Par ailleurs, le paragraphe 1 de l’article 309 de l’ALENA énonce que :

Article 309

1. Sauf disposition contraire du présent accord, aucune des Parties ne pourra adopter ou maintenir une interdiction ou une restriction à l’importation d’un produit d’une autre Partie ou à l’exportation ou à la vente pour exportation d’un produit destiné au territoire d’une autre Partie, sauf en conformité avec l’article XI de l’Accord général, …

Aucun des avocats n’a donné à entendre que la restriction énoncée au paragraphe 1 de l’article 407 de l’ALE « Sous réserve des autres droits et obligations prévus au présent accord » ou au paragraphe 1 de l’article 309 de l’ALENA « Sauf disposition contraire du présent accord » est pertinente dans le présent litige.

L’argument des demandeurs est fondé sur une décision rendue par un groupe spécial de la Commission mixte du commerce canado-américain (groupe spécial formé en vertu de l’ALE)[18]. Il s’agit de la décision rendue dans Canada—Mesures affectant l’exportation de harengs et de saumons non préparés (1987-1988), IBDD S35/106. Dans cette décision, le groupe spécial cite une décision antérieure dans laquelle le Conseil de l’Accord général a conclu que l’interdiction imposée par le Canada quant à l’exportation de hareng et de saumon non traités allait à l’encontre des dispositions de l’Accord général, notamment de l’article XI, paragraphe 1, et n’était pas justifiée par le paragraphe 2b) de l’article XI ni par l’alinéa g) de la partie I de l’article XX. Le Canada a accepté cette décision et a convenu d’éliminer les interdictions touchant l’exportation, mais il a fait valoir que certaines restrictions concernant le débarquement étaient nécessaires pour assurer le respect des objectifs en matière de conservation et de gestion.
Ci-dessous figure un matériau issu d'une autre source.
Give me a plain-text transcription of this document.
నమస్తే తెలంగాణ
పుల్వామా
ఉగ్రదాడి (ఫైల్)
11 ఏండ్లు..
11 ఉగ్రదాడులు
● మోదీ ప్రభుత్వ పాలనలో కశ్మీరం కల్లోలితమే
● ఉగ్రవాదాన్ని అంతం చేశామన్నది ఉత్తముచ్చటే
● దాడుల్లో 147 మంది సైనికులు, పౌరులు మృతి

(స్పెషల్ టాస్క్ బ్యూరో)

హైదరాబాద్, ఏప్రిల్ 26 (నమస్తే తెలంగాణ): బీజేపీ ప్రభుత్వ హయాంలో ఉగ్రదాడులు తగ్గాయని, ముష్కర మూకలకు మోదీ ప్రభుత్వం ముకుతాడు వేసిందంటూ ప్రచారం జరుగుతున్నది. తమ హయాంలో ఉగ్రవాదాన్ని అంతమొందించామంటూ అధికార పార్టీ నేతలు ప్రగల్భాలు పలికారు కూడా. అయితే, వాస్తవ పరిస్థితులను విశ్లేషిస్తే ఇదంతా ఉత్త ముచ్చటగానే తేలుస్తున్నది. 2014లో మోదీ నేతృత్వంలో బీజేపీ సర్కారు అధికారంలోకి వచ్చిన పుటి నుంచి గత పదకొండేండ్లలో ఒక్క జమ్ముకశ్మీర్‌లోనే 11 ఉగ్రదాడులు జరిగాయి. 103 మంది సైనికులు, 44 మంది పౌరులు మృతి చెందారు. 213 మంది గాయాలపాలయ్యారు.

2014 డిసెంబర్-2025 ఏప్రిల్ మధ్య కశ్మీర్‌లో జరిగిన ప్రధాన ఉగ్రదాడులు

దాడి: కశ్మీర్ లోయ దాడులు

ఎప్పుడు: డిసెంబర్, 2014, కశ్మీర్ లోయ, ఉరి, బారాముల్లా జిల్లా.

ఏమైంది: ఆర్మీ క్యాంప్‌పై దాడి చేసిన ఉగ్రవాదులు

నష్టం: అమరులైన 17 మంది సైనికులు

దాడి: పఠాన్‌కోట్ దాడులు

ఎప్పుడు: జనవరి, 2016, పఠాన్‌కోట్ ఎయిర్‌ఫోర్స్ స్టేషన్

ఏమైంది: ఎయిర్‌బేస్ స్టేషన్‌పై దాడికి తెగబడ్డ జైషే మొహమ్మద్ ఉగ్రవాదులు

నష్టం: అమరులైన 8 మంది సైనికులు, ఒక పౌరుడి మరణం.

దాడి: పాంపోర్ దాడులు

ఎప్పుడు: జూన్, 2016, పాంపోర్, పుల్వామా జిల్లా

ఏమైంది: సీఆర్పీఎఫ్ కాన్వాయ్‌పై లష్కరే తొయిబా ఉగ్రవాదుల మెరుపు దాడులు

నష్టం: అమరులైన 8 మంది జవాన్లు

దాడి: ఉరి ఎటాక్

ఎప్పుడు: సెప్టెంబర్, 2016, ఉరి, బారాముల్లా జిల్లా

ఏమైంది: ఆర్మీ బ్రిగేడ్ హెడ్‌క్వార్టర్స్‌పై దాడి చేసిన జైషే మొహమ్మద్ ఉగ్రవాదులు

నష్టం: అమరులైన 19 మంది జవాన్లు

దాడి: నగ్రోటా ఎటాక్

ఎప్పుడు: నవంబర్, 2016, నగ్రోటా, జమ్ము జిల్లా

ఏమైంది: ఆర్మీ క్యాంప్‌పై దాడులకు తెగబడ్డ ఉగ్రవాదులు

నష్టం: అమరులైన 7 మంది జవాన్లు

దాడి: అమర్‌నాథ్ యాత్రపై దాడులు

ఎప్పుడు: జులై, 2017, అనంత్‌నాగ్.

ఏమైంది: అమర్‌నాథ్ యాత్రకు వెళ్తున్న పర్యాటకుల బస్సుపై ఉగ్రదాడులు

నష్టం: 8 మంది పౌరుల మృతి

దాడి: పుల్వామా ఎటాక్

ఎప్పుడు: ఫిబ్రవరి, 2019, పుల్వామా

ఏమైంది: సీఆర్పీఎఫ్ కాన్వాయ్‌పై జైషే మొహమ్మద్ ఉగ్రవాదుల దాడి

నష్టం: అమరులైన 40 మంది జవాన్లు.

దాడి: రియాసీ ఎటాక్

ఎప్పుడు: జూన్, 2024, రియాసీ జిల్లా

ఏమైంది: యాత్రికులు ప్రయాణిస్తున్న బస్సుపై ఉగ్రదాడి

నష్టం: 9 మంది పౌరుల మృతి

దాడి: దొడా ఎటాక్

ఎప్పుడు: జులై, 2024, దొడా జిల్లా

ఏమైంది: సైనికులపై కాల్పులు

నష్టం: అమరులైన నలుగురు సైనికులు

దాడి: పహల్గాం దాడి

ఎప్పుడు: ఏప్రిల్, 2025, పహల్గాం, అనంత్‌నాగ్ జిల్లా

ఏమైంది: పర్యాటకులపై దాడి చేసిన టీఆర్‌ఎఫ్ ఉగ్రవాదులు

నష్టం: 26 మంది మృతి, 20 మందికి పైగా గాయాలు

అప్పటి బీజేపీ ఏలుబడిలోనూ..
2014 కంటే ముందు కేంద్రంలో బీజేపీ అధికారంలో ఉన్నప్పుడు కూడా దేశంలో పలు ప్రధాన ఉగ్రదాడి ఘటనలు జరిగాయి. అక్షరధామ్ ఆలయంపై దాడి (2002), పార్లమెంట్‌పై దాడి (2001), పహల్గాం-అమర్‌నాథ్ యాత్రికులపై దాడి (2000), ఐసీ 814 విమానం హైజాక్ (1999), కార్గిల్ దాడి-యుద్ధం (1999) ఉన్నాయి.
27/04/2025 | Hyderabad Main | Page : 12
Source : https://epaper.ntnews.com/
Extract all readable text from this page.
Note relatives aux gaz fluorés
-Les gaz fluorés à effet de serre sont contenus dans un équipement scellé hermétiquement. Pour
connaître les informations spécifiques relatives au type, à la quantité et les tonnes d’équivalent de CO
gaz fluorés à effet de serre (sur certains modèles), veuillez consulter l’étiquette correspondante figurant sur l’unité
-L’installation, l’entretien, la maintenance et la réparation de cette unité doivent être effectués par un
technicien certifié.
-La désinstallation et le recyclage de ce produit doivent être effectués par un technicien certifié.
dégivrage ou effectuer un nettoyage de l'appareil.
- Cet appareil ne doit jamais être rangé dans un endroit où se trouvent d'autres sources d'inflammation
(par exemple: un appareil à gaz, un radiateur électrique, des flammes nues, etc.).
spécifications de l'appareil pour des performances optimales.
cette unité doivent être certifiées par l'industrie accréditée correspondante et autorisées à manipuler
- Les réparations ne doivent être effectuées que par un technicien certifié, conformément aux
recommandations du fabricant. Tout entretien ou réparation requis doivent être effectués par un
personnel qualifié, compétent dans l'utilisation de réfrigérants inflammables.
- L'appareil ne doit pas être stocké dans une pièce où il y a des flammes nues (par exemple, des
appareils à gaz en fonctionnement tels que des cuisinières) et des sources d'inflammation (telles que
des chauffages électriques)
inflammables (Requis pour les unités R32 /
Il a donc adopté un règlement exigeant le débarquement au Canada de toutes les prises commerciales de hareng plein, de saumon rouge et de saumon rose dans les eaux canadiennes. Dans l’affaire de Canada—Mesures, précitée, le groupe spécial de l’ALE a jugé que ces conditions étaient incompatibles avec l’article 407 de l’ALE et ne pouvaient être justifiées à titre de mesures de conservation aux termes de l’article 1201.

L’obligation de débarquer le poisson au Canada a été assimilée à une restriction touchant la « vente pour l’exportation ». Elle avait pour effet d’imposer un fardeau commercial supplémentaire aux acheteurs américains comparativement à celui des acheteurs canadiens. En effet, il fallait tenir compte du temps supplémentaire lié au transport du poisson, des frais supplémentaires de débarquement et de chargement, des droits de bassin possibles ainsi que de la détérioration du produit par suite du débarquement et du rechargement. De l’avis du groupe spécial, tous ces facteurs plaçaient les entreprises de traitement américaines dans une situation concurrentielle moins avantageuse comparativement à celle des entreprises canadiennes. Le groupe spécial de l’ALE a ajouté que, lorsque la principale conséquence d’une mesure réside effectivement dans la réglementation des opérations d’exportation, la mesure peut être considérée comme une restriction au sens de l’article XI, paragraphe 1 si elle a pour effet d’imposer un fardeau commercial sensiblement plus élevé aux exportations comparativement à celui des ventes nationales.

L’avocat des demandeurs fait valoir que cette situation est semblable à celle qui nous occupe. Il ajoute que l’objet général d’accords comme l’ALE et l’ALENA est de soustraire l’activité commerciale aux caprices des actes motivés par des considérations politiques qui, selon lui, sont à l’origine du problème de ses clients en l’espèce.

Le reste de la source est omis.